(Introduction au VIIIe congrès international de l’Association Indienne des Professeurs de français, Shimla, du 29 au 31 mars 2017)
À l’heure des technologies de l’information et de la communication, et des relations virtuelles accessibles et incessantes sur toute la surface de la planète, quel intérêt y a-t-il encore à organiser des congrès, des conférences, des colloques, et à y faire venir de nombreux participants en personne, parfois de loin ? C’est une réflexion qu’on peut souvent entendre de la part de gens qui n’ont pas une grande expérience de la dynamique des réunions professionnelles, de la vie associative, des débats d’idées, des échanges de bonnes pratiques, ainsi que des conditions du développement scientifique et intellectuel. En fait, nous n’avons pas moins de raison aujourd’hui de voyager qu’Erasme qui parcourait l’Europe à cheval il y a cinq siècles, si ce n’est l’impact environnemental de nos modes de déplacements modernes. Il est clair que nous profitons tous de la facilité et de la rapidité des contacts via internet, que ce soit par expédition de mails, par diffusion et élaboration commune de documents, par vidéoconférences, par forums de discussions, par réseautage des interlocuteurs, etc. Beaucoup de travail peut ainsi être effectué à distance, chacun chez soi, à son rythme, entouré de ses ressources, de son équipement, de son équipe. Mais rien ne peut remplacer ces rencontres physiques régulières, « en présentiel » comme on est obligé de préciser désormais, entre des collègues, des partenaires ou tout autre public qui vont pouvoir profiter des interactions interpersonnelles essentielles à leur travail comme à leur vie professionnelle, mais qui franchissent difficilement l’écran de l’ordinateur. C’est effectivement en se côtoyant, en réagissant à chaud dans une assemblée, en bavardant librement entre deux réunions, en partageant un repas ou une soirée, qu’on a le plus de chance de se comprendre, de dialoguer, d’extrapoler, d’inventer, de créer du neuf ensemble, surtout entre participants qui viennent d’autres horizons géographiques, scientifiques, culturels.
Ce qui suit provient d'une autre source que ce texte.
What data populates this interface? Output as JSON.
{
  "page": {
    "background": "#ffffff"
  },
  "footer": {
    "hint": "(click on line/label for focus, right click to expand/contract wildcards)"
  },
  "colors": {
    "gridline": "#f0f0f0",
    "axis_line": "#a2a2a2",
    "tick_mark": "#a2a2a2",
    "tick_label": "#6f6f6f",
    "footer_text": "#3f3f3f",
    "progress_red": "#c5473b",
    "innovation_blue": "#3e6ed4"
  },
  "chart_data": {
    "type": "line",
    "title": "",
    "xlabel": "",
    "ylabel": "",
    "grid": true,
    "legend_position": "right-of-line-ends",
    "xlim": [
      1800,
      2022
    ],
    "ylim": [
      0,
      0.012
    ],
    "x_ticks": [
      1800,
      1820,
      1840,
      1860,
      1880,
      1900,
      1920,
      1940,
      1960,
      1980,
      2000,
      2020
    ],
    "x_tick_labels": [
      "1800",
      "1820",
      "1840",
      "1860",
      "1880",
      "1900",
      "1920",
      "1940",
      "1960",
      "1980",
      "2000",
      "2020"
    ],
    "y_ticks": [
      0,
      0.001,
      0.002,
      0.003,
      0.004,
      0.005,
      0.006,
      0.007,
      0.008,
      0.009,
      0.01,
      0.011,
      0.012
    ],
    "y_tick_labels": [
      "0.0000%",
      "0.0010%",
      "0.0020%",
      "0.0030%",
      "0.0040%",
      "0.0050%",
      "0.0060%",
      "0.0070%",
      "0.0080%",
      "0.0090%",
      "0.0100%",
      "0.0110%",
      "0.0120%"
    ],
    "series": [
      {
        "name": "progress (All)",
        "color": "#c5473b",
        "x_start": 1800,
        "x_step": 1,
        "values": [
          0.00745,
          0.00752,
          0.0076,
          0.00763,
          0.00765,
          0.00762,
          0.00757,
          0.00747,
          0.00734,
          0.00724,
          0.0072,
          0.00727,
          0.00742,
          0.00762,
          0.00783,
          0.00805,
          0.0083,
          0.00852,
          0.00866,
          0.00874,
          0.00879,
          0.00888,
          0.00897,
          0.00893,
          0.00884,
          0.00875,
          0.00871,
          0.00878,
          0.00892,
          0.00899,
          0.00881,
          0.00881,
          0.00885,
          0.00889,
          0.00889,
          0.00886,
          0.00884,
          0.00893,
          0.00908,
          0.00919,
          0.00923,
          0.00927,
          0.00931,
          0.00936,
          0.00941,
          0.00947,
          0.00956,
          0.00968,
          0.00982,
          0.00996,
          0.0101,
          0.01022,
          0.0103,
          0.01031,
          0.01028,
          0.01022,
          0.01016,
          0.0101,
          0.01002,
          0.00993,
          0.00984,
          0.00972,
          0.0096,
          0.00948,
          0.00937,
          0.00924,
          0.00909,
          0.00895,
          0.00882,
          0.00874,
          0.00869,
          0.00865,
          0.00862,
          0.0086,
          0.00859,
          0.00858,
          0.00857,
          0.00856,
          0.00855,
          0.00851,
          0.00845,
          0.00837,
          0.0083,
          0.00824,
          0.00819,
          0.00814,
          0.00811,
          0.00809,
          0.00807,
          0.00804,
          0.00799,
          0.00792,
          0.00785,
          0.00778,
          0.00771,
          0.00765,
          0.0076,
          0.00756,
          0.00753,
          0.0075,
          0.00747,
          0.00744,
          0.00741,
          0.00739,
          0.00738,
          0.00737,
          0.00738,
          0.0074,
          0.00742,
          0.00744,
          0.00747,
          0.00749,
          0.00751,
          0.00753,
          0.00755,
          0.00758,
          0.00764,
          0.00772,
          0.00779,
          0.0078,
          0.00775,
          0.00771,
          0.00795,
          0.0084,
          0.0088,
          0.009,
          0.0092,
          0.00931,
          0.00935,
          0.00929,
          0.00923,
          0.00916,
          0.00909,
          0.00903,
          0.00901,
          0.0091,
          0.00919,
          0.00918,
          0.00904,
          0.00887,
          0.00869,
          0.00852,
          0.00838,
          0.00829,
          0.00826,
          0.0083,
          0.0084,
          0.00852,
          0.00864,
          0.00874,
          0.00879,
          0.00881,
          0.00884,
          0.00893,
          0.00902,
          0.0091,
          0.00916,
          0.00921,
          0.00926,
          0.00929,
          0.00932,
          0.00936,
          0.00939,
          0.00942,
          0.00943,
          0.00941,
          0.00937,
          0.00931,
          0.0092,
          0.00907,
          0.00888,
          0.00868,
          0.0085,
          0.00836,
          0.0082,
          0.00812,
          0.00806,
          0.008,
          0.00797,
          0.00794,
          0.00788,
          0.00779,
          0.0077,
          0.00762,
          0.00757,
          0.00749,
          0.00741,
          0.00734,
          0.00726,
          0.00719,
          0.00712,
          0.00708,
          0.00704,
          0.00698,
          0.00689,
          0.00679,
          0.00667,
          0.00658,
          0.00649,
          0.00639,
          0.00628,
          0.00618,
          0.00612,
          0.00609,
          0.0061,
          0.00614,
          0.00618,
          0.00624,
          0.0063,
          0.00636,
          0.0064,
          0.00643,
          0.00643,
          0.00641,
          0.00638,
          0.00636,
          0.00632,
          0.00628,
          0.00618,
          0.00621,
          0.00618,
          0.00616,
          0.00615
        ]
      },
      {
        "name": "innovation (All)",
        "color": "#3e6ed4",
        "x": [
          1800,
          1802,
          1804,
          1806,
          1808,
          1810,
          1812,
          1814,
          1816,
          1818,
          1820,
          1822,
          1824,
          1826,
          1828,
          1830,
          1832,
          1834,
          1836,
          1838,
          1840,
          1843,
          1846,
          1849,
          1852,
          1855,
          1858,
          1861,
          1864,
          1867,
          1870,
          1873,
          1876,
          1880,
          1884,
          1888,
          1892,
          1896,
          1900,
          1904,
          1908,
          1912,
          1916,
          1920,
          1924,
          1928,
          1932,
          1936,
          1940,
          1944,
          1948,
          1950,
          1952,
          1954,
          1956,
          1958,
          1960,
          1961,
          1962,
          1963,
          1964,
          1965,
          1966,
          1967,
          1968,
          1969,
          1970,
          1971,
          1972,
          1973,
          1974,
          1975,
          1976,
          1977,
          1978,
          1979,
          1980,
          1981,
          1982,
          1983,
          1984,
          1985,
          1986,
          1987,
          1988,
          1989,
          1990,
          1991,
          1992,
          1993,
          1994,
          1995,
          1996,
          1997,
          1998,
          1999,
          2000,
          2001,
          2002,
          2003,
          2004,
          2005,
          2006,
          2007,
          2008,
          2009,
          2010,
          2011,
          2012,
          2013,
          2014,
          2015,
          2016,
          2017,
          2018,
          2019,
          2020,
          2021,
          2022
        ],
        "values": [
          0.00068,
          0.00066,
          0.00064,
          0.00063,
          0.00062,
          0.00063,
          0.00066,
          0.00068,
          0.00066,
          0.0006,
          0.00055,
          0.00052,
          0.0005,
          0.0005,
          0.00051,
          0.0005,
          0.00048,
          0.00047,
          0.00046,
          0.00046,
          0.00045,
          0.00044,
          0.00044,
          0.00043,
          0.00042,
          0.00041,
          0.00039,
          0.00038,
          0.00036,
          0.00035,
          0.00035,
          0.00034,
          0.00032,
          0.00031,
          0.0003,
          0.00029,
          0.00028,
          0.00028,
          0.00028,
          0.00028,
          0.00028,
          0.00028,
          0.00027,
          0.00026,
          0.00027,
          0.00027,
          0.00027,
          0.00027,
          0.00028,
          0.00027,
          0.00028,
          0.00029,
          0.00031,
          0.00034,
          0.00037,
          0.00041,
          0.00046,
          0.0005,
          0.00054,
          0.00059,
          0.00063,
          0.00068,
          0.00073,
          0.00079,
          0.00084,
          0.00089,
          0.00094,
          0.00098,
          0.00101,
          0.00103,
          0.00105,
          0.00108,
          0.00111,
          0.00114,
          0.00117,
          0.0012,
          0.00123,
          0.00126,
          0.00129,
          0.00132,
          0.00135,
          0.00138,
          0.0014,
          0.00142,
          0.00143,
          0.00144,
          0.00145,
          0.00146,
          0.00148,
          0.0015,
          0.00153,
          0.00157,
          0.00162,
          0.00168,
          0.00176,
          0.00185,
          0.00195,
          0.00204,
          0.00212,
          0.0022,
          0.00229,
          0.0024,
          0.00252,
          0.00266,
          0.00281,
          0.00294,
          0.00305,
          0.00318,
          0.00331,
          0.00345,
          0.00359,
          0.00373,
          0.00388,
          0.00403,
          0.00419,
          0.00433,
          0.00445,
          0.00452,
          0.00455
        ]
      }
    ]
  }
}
C’est évidemment encore plus vrai dans notre domaine où la communication et les relations jouent un rôle aussi important, et où il faut les envisager autant comme des expériences vécues ou à vivre que comme des objets d’études et d’enseignement. Même si nous devons reconnaître que les didacticiels et l’enseignement à distance ont un grand intérêt pédagogique et logistique pour certains aspects de l’enseignement-apprentissage des langues et des cultures, nous devons rappeler que cet enseignement-apprentissage aussi complexe que subtil ne peut se limiter aux activités et aux compétences favorisées mais aussi canalisées et formatées par l’informatique et les TICE. Nous ne communiquons pas qu’à l’aide d’un code linguistique, mais grâce à une multitude et à une variété de signes et d’indices qui sollicitent autant notre intuition, nos représentations, nos émotions, notre empathie que notre raisonnement logique. Les sciences de la communication ont décrit quelques-uns de ces moyens de communication, comme la gestuelle, les mimiques, la gestion de l’espace, du temps, que d’aucuns ont désignés du nom de « langage silencieux » ou de « dimension cachée » et que l’on ne peut comprendre que par l’expérience vécue, et que l’on ne peut exercer que par la pratique d’interactions réelles en situations authentiques, de personne à personne, face à face, de vive voix !
Le monde et le langage du chercheur et de l’enseignant ne sont pas des mondes ni des langages à part : ils appartiennent au monde et au langage de tous, dans leur complexité et leur incertitude, si ce n’est que nous avons pour responsabilité d’interroger, d’analyser, d’expliquer, de représenter ce monde et ce langage. Mais surtout, alors qu’on pourrait le croire aussi austère et rigoureux que les machines qu’il manipule et que les théories qu’il échafaude, le scientifique a autant besoin que quiconque de contacts, de relations, de chaleur humaine pour travailler, pour penser, pour vivre, pour apporter sa contribution au bien-être commun et, espérons-le, à un meilleur avenir. Un congrès est d’abord un moment de convivialité confraternelle, culturelle, intellectuelle, et à ce titre, il n’a pas besoin d’autres justifications. Les congrès deviendront inutiles le jour où la science et l’enseignement seront confiés exclusivement à des robots, mais nous aurons alors tout le temps de le regretter !
Entre-temps, je remercie et je félicite les organisateurs de ce congrès et leurs partenaires pour leur magnifique projet, et je salue tous les participants pour leur présence et leur contribution à la réussite de ces journées de rencontre, de dialogue, de partage, menées en faveur de l’enrichissement mutuel que permet le contact des langues et des cultures, en particulier dans l’espace francophone et au moyen de la langue française qui se prêtent si bien aux échanges libres, nuancés, métissés.